Une image fragilisée auprès des LPs
Pour les Limited Partners (LPs), cette paralysie crée des doutes… Comment justifier des frais de gestion sur des fonds qui n’investissent pas ? Comment arbitrer entre fonds actifs, mais survalorisés, et fonds inactifs, mais prudents ? Ce questionnement pousse certains à se tourner vers d’autres classes d’actifs (infrastructures, dette privée, voire hedge funds) plus agiles face à l’incertitude.
Le marché secondaire peut-il désengorger le private equity ?

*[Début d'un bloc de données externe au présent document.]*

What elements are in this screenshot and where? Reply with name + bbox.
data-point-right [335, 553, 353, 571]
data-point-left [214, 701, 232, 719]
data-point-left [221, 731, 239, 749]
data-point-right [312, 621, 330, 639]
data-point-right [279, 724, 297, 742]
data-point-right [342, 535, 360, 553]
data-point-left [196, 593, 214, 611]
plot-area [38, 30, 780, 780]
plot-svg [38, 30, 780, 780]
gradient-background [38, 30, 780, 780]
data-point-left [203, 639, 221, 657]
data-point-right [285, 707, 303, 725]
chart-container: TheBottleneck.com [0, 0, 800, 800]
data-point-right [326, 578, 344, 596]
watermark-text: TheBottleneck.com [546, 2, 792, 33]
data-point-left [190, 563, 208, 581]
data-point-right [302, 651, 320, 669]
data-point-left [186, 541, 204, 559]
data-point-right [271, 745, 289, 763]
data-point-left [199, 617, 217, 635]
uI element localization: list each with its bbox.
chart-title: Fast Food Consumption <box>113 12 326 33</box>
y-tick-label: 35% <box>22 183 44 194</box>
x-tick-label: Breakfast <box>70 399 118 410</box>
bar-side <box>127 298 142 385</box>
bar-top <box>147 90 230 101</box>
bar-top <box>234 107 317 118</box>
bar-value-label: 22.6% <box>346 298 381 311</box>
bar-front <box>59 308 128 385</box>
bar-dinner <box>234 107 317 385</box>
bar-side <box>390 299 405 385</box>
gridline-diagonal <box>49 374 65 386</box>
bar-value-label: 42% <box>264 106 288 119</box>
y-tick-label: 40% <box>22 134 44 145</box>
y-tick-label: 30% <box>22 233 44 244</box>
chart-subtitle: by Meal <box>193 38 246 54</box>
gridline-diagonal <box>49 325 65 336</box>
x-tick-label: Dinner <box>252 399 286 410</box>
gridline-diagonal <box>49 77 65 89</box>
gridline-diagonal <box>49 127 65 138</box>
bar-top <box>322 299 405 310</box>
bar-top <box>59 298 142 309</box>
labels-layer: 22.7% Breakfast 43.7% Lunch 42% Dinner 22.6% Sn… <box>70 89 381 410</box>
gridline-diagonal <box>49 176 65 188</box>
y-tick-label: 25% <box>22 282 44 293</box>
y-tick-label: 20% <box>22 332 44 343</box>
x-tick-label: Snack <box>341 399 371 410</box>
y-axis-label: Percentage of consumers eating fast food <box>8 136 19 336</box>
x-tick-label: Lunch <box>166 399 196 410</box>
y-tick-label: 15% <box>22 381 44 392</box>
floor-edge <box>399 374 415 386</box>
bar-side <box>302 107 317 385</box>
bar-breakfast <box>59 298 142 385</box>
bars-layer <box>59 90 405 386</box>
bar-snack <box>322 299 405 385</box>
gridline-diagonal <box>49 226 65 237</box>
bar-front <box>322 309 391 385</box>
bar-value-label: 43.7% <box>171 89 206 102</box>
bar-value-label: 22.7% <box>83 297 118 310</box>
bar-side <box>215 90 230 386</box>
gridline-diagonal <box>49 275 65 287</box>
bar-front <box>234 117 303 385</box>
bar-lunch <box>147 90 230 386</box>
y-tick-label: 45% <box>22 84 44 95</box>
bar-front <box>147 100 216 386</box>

Le marché secondaire, longtemps vu comme un amortisseur naturel, montre ses limites. Certes, il permet de réinjecter de la liquidité, mais à des conditions de plus en plus défavorables pour les vendeurs. Selon Jefferies, les remises sur la valeur nette d’inventaire (NAV) peuvent atteindre jusqu’à 30 %. Ce désalignement des prix crée un cercle vicieux, les fonds préférant conserver leurs actifs que de les brader. Ce qui aggrave encore la congestion.
Quelles perspectives pour 2026 ?
Les professionnels du secteur envisagent plusieurs pistes pour sortir de l’impasse :
- Une baisse progressive des taux pourrait relancer les LBO en 2026, à condition que les valorisations s’ajustent.
- L’essor des fonds « evergreen » ou des stratégies secondaires spécialisées pourrait fluidifier le marché.
- Certains fonds explorent des solutions hybrides, mêlant dette privée, co-investissement direct ou investissements dans des entreprises non cotées, mais matures.
Reste que le private equity devra sans doute revoir sa promesse : dans un monde plus incertain, la performance ne pourra plus reposer sur la dette bon marché et les multiples de sortie élevés. Elle devra s’appuyer sur la création de valeur opérationnelle réelle.